Which models support vision in Off Grid?

SmolVLM (500M, 2.2B), Qwen3-VL (2B, 8B), and Gemma 4 (E2B, E4B). Gemma 4 models support both vision and thinking mode simultaneously.

Can I use vision AI completely offline?

Yes. Vision inference runs entirely on-device using llama.rn multimodal. No image data is sent anywhere.

How long does vision inference take?

SmolVLM models take 7-10 seconds on flagship devices. Qwen3-VL and Gemma 4 are slightly slower but significantly more capable.

Vision AI - Analyse Images and Documents On-Device

Off Grid’s vision models can look at images and answer questions about them. Point your camera at a document, a product, a diagram, a receipt - and ask anything.

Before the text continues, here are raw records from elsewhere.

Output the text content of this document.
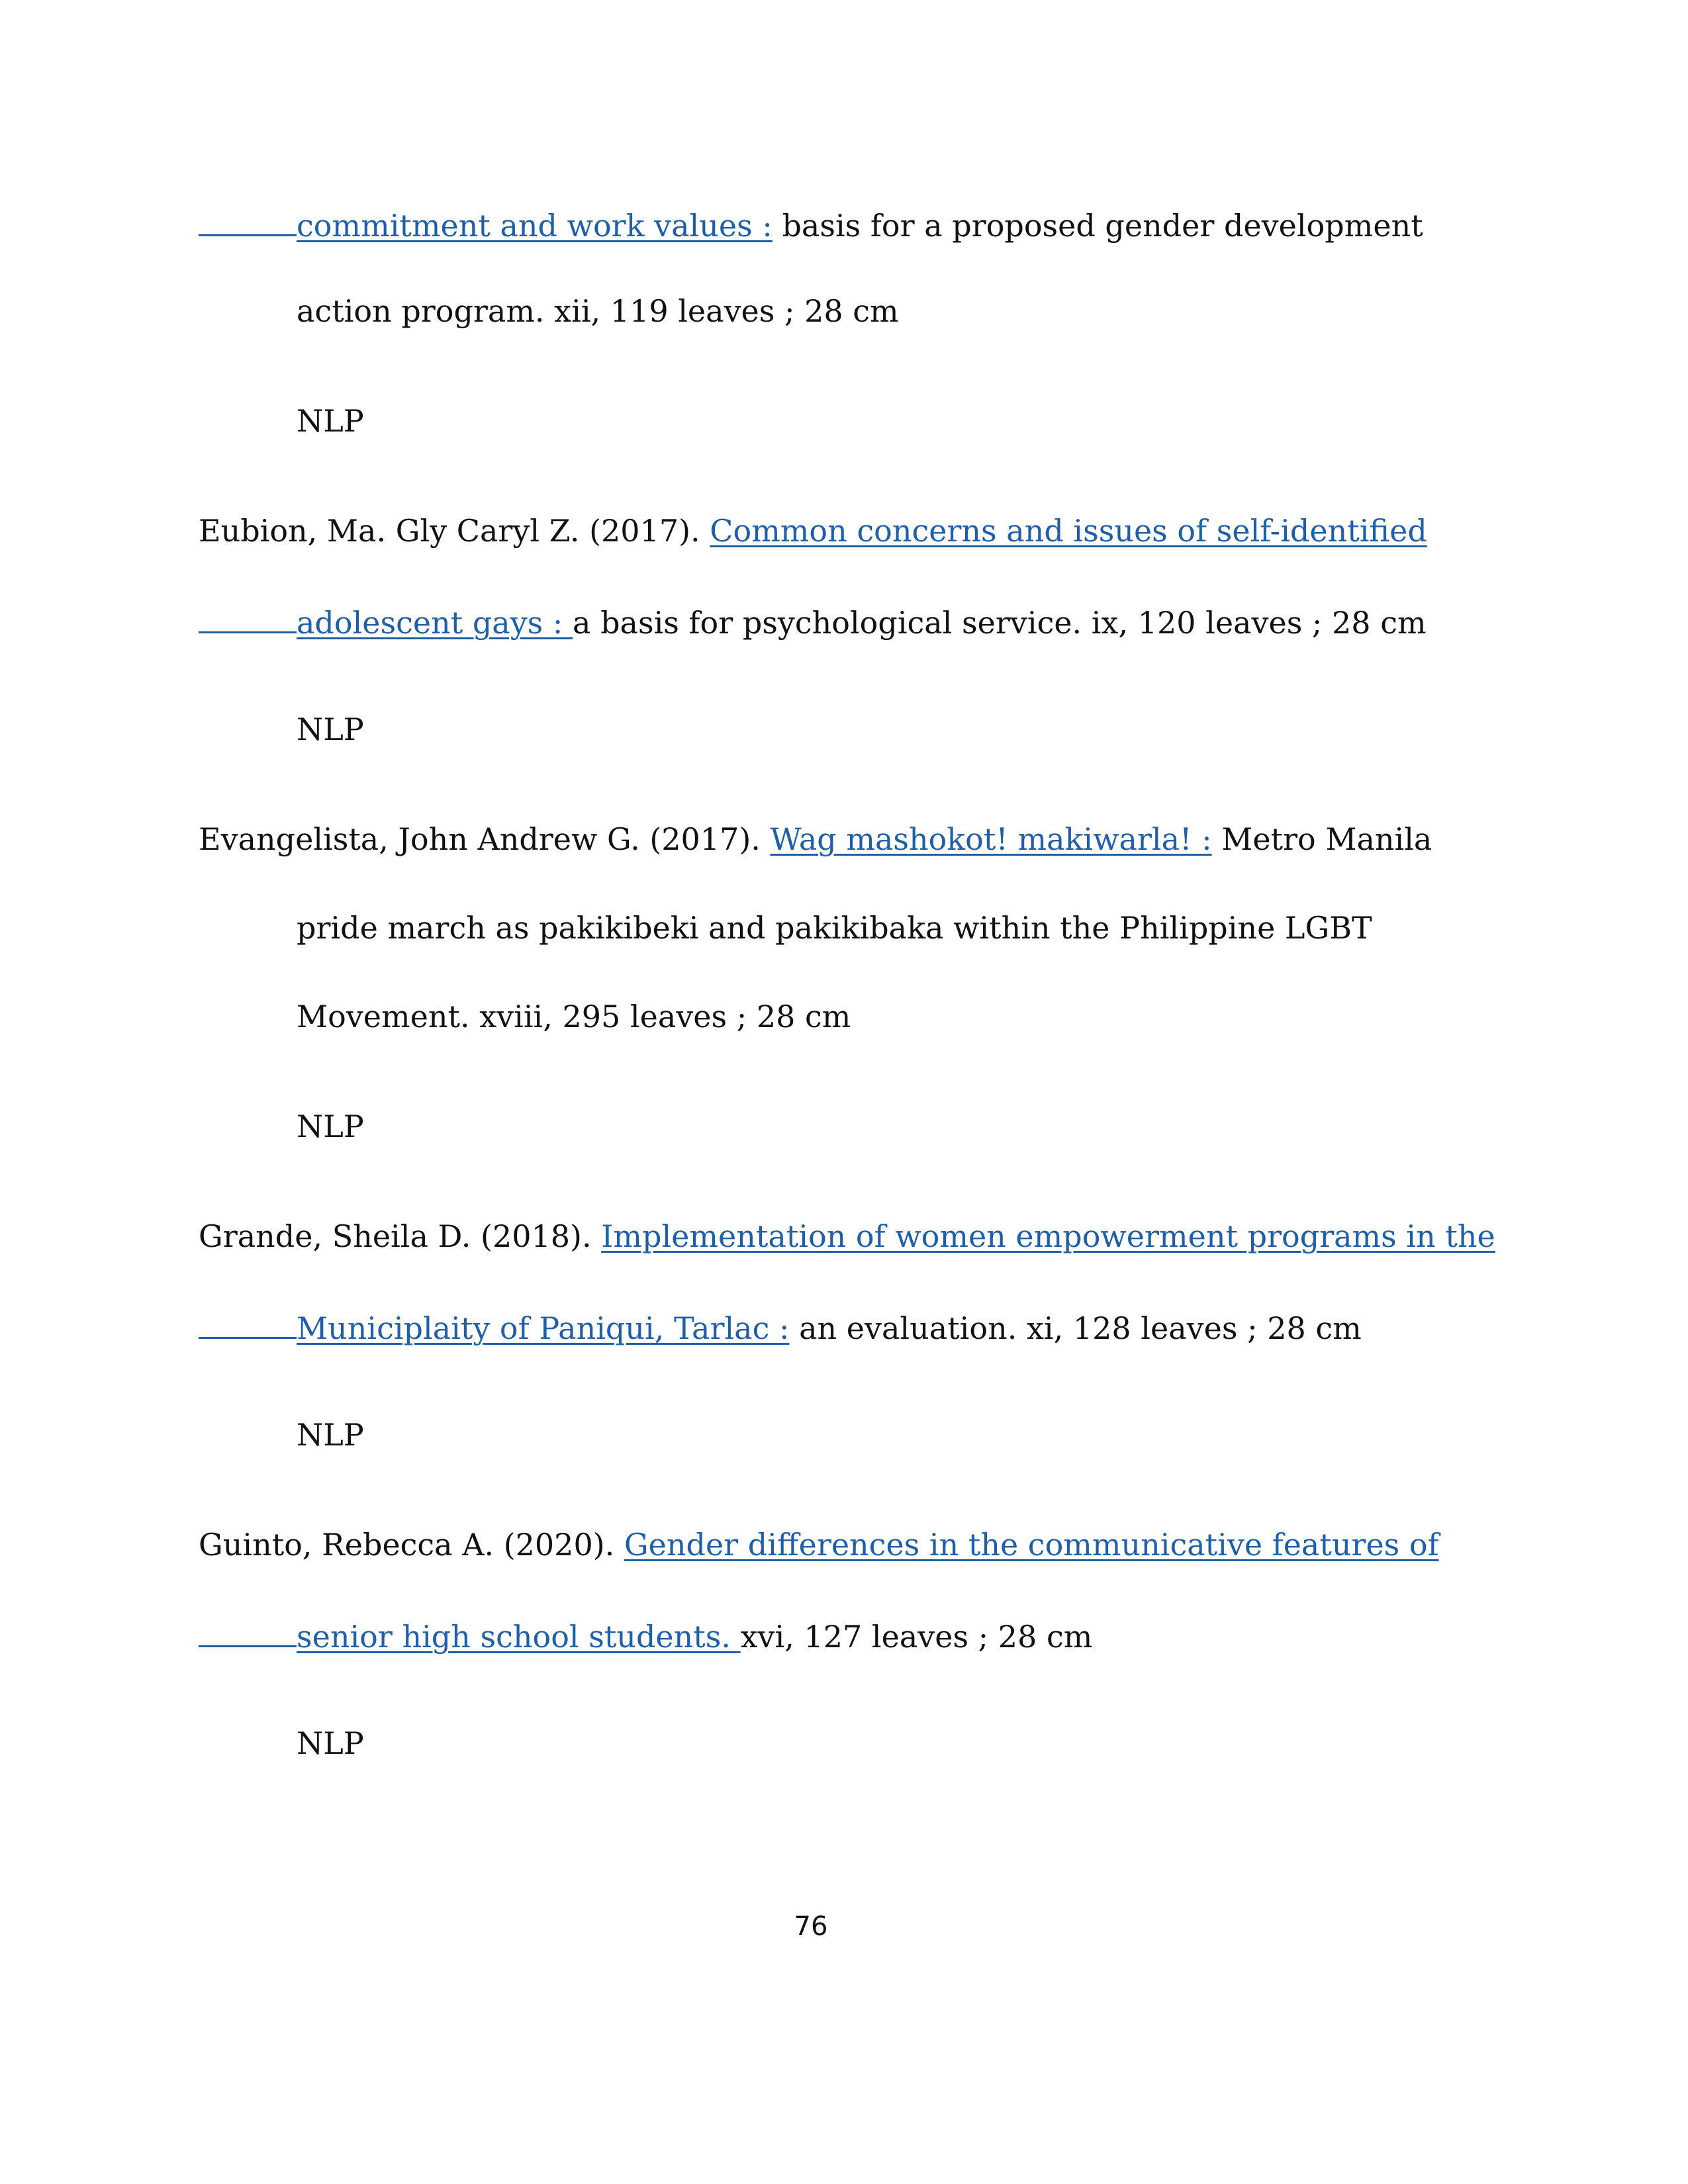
commitment and work values : basis for a proposed gender development
action program. xii, 119 leaves ; 28 cm
NLP
Eubion, Ma. Gly Caryl Z. (2017). Common concerns and issues of self-identified
adolescent gays : a basis for psychological service. ix, 120 leaves ; 28 cm
NLP
Evangelista, John Andrew G. (2017). Wag mashokot! makiwarla! : Metro Manila
pride march as pakikibeki and pakikibaka within the Philippine LGBT
Movement. xviii, 295 leaves ; 28 cm
NLP
Grande, Sheila D. (2018). Implementation of women empowerment programs in the
Municiplaity of Paniqui, Tarlac : an evaluation. xi, 128 leaves ; 28 cm
NLP
Guinto, Rebecca A. (2020). Gender differences in the communicative features of
senior high school students. xvi, 127 leaves ; 28 cm
NLP
76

All inference runs on-device via llama.rn’s multimodal support. No image is uploaded anywhere.

What you can do

Read receipts, invoices, business cards - extract text from photos
Describe scenes - understand what’s in a photo
Analyse documents - ask questions about a photo of a document
Identify objects - “what is this?” with a photo
Read handwriting - with capable models like Qwen3-VL
Code from screenshots - show the model a UI and ask it to recreate the code

Available vision models

Model	Params	Min RAM	Speed	Best for
SmolVLM2 500M	0.5B	3GB	Very fast (~7s)	Quick visual Q&A on low-RAM devices
SmolVLM 2B	2B	4GB	Fast (~8s)	General vision tasks
SmolVLM2 2.2B	2.2B	4GB	Fast (~8–10s)	Vision + video understanding
Gemma 4 E2B	2B (MoE)	4GB	Medium (~10–15s)	Best vision quality for 4GB, thinking mode
Gemma 4 E4B	4B (MoE)	6GB	Medium (~12–18s)	Strongest reasoning + vision, thinking mode
Qwen3-VL 2B	2B	4GB	Medium	Multilingual vision, thinking mode

Gemma 4 models support both vision and thinking mode together - they can reason step-by-step about what they see, which dramatically improves accuracy on complex tasks.

How to use vision

Open a chat in Off Grid
Tap the attachment icon → choose Camera or Photo Library
Select or capture your image
Type your question and send

The model receives both the image and your question. Vision models automatically download a companion mmproj file (multimodal projector) during setup - this is included in the model size estimate.

Example prompts

Document analysis:

“What are the line items on this receipt? Give me a total.”

Technical reading:

“Explain this architecture diagram.”

Handwriting:

“Transcribe the text in this photo.”

Visual Q&A:

“What model of phone is shown in this photo?”

Code from UI:

“Write the React Native code to recreate this screen.”

Tips

Use Gemma 4 for complex reasoning - If you need the model to think carefully about what it sees (e.g. interpreting a chart, solving a problem from a photo), Gemma 4’s thinking mode produces much better results than a faster model.

Use SmolVLM for quick tasks - For simple description or text extraction, SmolVLM2 500M is surprisingly capable and much faster.

Image quality matters - Blurry or low-contrast photos degrade accuracy significantly. For documents, flat lighting and a straight-on angle work best.